MUSCAT, Dec 5 – Oman’s performance in social welfare expenditure on the international index ranking is relatively high. This was revealed in a report by Unesco in cooperation with National Centre for Statistics and Information (NCSI). According to the report, Oman is among the top five per cent of countries in the world providing free-of-cost universal health coverage to its citizens. “Even though Oman lags behind 38 other countries in income and behind 59 other countries in consumption, Omani citizens enjoy a higher level of health protection than citizens in the majority of wealthier countries,” says the report.
On the overall Child Well-Being and Empowerment Index (CWEI), Oman scores high with 82.08 among the 94 countries with comparable data on 16 indicators. Countries scoring higher than Oman are industrialised countries, the report noted. On the Learn and Achieve Index, Oman could improve the efficiency of its school system, which will make Oman’s scores higher on both net enrolment and gross enrolment indices. “This means addressing late enrolment, overage and underage students, and repetition,” points out the report.

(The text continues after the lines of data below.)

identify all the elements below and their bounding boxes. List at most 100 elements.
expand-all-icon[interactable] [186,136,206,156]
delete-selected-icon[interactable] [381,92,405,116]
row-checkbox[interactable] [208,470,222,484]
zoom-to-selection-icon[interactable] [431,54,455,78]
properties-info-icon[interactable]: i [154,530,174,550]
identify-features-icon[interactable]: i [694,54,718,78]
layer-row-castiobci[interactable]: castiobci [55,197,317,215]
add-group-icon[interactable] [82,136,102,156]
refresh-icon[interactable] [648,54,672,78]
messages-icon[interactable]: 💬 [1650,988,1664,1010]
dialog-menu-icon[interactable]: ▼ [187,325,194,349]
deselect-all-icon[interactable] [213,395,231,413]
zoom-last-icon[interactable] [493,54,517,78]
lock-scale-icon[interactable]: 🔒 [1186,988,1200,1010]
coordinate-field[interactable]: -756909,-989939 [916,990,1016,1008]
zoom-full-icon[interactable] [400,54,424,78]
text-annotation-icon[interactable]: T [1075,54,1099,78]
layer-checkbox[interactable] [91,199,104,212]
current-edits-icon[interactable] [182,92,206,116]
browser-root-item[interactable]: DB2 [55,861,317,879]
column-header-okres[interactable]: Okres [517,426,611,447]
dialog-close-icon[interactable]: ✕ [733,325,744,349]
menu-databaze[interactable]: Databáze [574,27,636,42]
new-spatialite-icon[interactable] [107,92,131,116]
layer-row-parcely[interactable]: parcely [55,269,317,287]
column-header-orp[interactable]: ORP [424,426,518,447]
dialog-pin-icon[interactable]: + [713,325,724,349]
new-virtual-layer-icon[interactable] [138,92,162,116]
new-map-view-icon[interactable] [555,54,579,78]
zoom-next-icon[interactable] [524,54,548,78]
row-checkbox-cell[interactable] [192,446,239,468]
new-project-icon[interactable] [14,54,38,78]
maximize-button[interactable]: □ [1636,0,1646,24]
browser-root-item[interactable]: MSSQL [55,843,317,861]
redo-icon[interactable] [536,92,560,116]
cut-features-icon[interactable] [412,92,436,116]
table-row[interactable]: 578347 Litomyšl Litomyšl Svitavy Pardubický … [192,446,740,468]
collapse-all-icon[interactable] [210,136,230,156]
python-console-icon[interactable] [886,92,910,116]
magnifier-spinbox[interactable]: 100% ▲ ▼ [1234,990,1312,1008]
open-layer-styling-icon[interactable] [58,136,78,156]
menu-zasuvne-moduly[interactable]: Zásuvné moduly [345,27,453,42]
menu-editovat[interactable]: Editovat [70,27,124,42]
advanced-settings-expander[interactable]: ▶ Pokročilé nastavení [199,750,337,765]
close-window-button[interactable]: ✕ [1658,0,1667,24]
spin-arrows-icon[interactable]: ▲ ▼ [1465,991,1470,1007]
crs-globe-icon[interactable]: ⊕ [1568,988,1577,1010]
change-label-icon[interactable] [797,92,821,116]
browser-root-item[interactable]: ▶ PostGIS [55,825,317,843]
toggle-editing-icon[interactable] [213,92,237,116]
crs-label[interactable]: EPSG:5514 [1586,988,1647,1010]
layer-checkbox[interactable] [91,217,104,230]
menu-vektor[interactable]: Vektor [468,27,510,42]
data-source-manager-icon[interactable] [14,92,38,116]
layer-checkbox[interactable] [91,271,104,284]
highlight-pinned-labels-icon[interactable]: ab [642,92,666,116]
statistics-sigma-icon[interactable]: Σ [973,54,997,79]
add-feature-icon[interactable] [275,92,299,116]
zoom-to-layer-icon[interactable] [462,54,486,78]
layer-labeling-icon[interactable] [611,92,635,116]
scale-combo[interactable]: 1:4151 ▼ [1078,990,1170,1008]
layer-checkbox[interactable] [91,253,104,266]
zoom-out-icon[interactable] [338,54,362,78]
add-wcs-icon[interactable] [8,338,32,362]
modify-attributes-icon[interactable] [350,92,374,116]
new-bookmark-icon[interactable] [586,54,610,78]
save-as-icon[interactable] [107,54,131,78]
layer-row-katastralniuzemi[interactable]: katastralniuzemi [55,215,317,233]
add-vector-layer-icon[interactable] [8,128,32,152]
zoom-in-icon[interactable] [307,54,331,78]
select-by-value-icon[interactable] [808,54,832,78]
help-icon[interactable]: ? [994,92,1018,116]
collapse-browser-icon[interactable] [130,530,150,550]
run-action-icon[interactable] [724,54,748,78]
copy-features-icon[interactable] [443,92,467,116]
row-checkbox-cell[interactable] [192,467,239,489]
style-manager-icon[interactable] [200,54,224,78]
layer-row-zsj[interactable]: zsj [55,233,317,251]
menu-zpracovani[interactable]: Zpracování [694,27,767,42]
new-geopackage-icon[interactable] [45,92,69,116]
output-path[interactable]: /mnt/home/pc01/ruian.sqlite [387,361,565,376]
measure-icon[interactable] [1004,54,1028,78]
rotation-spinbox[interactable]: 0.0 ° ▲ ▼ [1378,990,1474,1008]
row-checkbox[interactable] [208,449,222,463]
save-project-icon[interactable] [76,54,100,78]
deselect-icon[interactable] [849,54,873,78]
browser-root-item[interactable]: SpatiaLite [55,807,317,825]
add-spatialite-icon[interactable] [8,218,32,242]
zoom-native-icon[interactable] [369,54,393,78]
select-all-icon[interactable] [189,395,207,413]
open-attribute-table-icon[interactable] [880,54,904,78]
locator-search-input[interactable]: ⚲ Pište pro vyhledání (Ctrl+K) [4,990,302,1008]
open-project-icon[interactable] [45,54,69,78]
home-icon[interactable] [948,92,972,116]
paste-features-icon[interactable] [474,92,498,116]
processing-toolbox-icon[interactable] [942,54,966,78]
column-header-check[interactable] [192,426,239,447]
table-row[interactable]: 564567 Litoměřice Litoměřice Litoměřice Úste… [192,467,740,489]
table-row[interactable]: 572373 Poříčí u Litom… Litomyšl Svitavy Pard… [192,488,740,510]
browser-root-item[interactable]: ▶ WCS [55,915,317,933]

Oman’s performance is excellent with regard to the Youth Literacy Index and Youth Literacy Gender Index, while it needs to address low pre-primary enrolment and pay special attention to boys’ enrolment. On the Enjoy a Decent Home Index, Oman ranks high on all three component indices — water, sanitation and electricity access. However, many countries, including some with lower income than Oman, have higher indices due to greater scores on the Safe Water Index. Differences between international methods and Oman’s methods for collecting and classifying water and sanitation data could be an issue and needs to be resolved.
At the same time, Oman scores high on the Stay Safe and Protected Index.
Omani society and government have created an environment for the child with the highest levels of protection against adolescent births and substance use: Oman is near the top in terms of being free from drug use.
In terms of the Birth Age Index, Oman scores high with a rank of 40. However, this could improve. On the other hand, poor road safety and high smoking rates hold back Oman’s performance on the SSP Index.
On the Survive and Thrive Index, Oman ranks near the top with a perfect score of 100 on the nourishment (which reflects food security) and DPT Immunisation Indices.
“Addressing neonatal mortality and fertility will improve Oman’s Survive and Thrive Index to the same level as in industrialised countries,” adds the report.